HandCrafting Justice
- Founded: 1997; 28 years ago
- Dissolved: 2016; 9 years ago
- Type: Non-profit organization
- Location: Queens, New York, United States;

= Handcrafting Justice =

HandCrafting Justice (HCJ) was an alternative trading organization that at its prime worked with approximately 2,000 women in 18 developing countries. It was started in October 1997 as a project of the Sisters of the Good Shepherd and was dissolved in January 2016. HCJ was a member of the Fair Trade Federation and Co-op America.

== History of HCJ ==
HandCrafting Justice was created in New York City in October 1997 to develop a fair trade marketplace for handcrafted goods produced at locations sponsored by Good Shepherd Sisters in many developing countries. Through the marketing of these handcrafted goods they were able to raise awareness of the situations of women in the developing world. HandCrafting Justice also supported the women financially through their employment, allowing them to provide for their families and to improve their own lives.

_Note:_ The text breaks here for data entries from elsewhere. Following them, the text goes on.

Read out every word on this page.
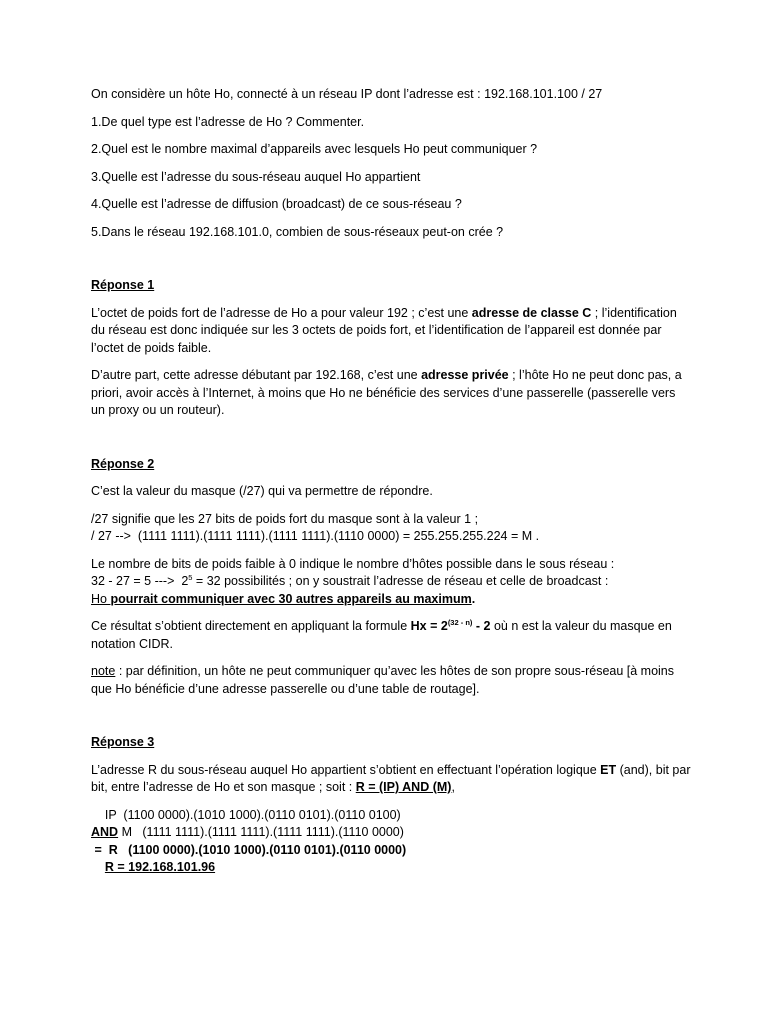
On considère un hôte Ho, connecté à un réseau IP dont l’adresse est : 192.168.101.100 / 27

1.De quel type est l’adresse de Ho ? Commenter.

2.Quel est le nombre maximal d’appareils avec lesquels Ho peut communiquer ?

3.Quelle est l’adresse du sous-réseau auquel Ho appartient

4.Quelle est l’adresse de diffusion (broadcast) de ce sous-réseau ?

5.Dans le réseau 192.168.101.0, combien de sous-réseaux peut-on crée ?

Réponse 1

L’octet de poids fort de l’adresse de Ho a pour valeur 192 ; c’est une adresse de classe C ; l’identification du réseau est donc indiquée sur les 3 octets de poids fort, et l’identification de l’appareil est donnée par l’octet de poids faible.

D’autre part, cette adresse débutant par 192.168, c’est une adresse privée ; l’hôte Ho ne peut donc pas, a priori, avoir accès à l’Internet, à moins que Ho ne bénéficie des services d’une passerelle (passerelle vers un proxy ou un routeur).

Réponse 2

C’est la valeur du masque (/27) qui va permettre de répondre.

/27 signifie que les 27 bits de poids fort du masque sont à la valeur 1 ;
/ 27 -->  (1111 1111).(1111 1111).(1111 1111).(1110 0000) = 255.255.255.224 = M .

Le nombre de bits de poids faible à 0 indique le nombre d’hôtes possible dans le sous réseau :
32 - 27 = 5 --->  $2^5 = 32$ possibilités ; on y soustrait l’adresse de réseau et celle de broadcast :
Ho pourrait communiquer avec 30 autres appareils au maximum.

Ce résultat s’obtient directement en appliquant la formule $Hx = 2^{(32 - n)} - 2$ où n est la valeur du masque en notation CIDR.

note : par définition, un hôte ne peut communiquer qu’avec les hôtes de son propre sous-réseau [à moins que Ho bénéficie d’une adresse passerelle ou d’une table de routage].

Réponse 3

L’adresse R du sous-réseau auquel Ho appartient s’obtient en effectuant l’opération logique ET (and), bit par bit, entre l’adresse de Ho et son masque ; soit : R = (IP) AND (M),

IP  (1100 0000).(1010 1000).(0110 0101).(0110 0100)
AND M   (1111 1111).(1111 1111).(1111 1111).(1110 0000)
=  R   (1100 0000).(1010 1000).(0110 0101).(0110 0000)
R = 192.168.101.96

The HCJ Board of Directors announced that HCJ would be closing on January 31, 2016. The fair trade ministry of Sisters of the Good Shepherd in the USA announced the news on January 14. HandCrafting Justice sold much of its remaining U.S. inventory in January through online discount sales. Buyers purchased what was left at cost and the remaining goods have been donated to charity. With the affirmation of the Good Shepherd Membership Board and the Board of Directors, the Attorney General will be asked to release any remaining funds to the Good Shepherd Mission Development Office in Rome to continue the work of capacity building for women. The HandCrafting Justice website has closed, and has a statement thanking all of the benefactors who have supported HCJ over the years. The website also carries a statement notifying visitors that HCJ is closed and the office is closed.